Credit rating agencies could be held liable for investor losses on complex securities backed by risky US subprime mortgages and other assets, according to a study.
Any such liability could dramatically change the rating business by upsetting the agencies’ traditional position that their ratings are simply opinions covered by constitutional protections for free speech.
That argument has generally proved successful for the agencies in defending lawsuits brought by investors.
But the study, released in draft form last week, contends that, in the huge and growing structured finance market, agencies have become too close to the deals they rate.
The study’s authors say rating agencies have deviated from their traditional roles as providers of opinion and instead co-operate closely with investment bankers to help them secure the desired ratings to sell deals to investors.

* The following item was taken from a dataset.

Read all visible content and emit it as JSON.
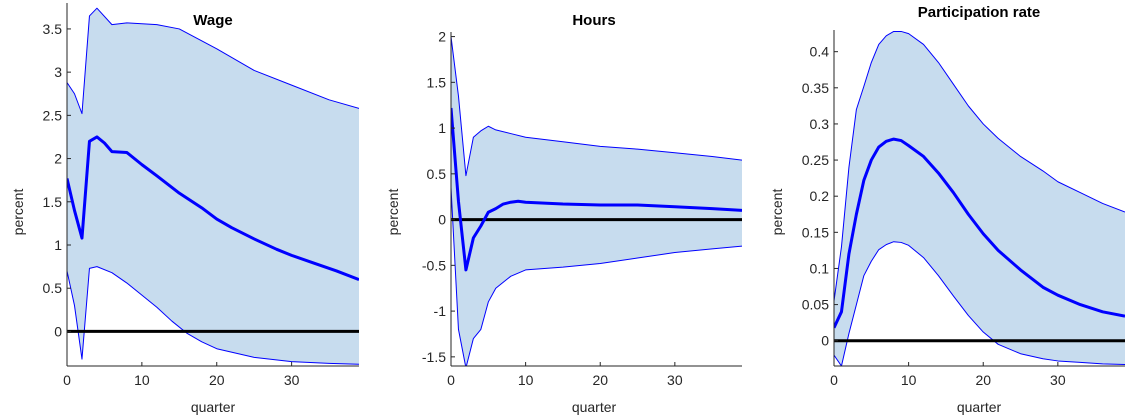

“Unlike the traditional ratings process, in which a company can do little to change its risk characteristics in anticipation of issuance, in structured finance, the rating agency is often an active part of structuring the deal,” wrote co-authors Josh Rosner, consultant at Graham Fisher, the investment research firm, and Joseph Mason, associate finance professor at Drexel University in Philadelphia.
The big three ratings agencies – Moody’s, Fitch and Standard & Poor’s – were quick to dismiss this on Thursday, saying their role was limited to producing a rating opinion and that their rating criteria were publicly available for investment banks to use to structure transactions.
Investors have yet to test this new line of attack in any lawsuit.
In the past, agencies have responded to investor lawsuits – including those filed after the default of Orange County in California and the collapse of Enron – with the claim that they are publishers of opinion protected by the First Amendment to the US Constitution.
But Mr Rosner and Prof Mason say rating agency co-operation with deal underwriters, who also pay for the ratings, could lead courts to consider the agencies themselves as underwriters under US securities law.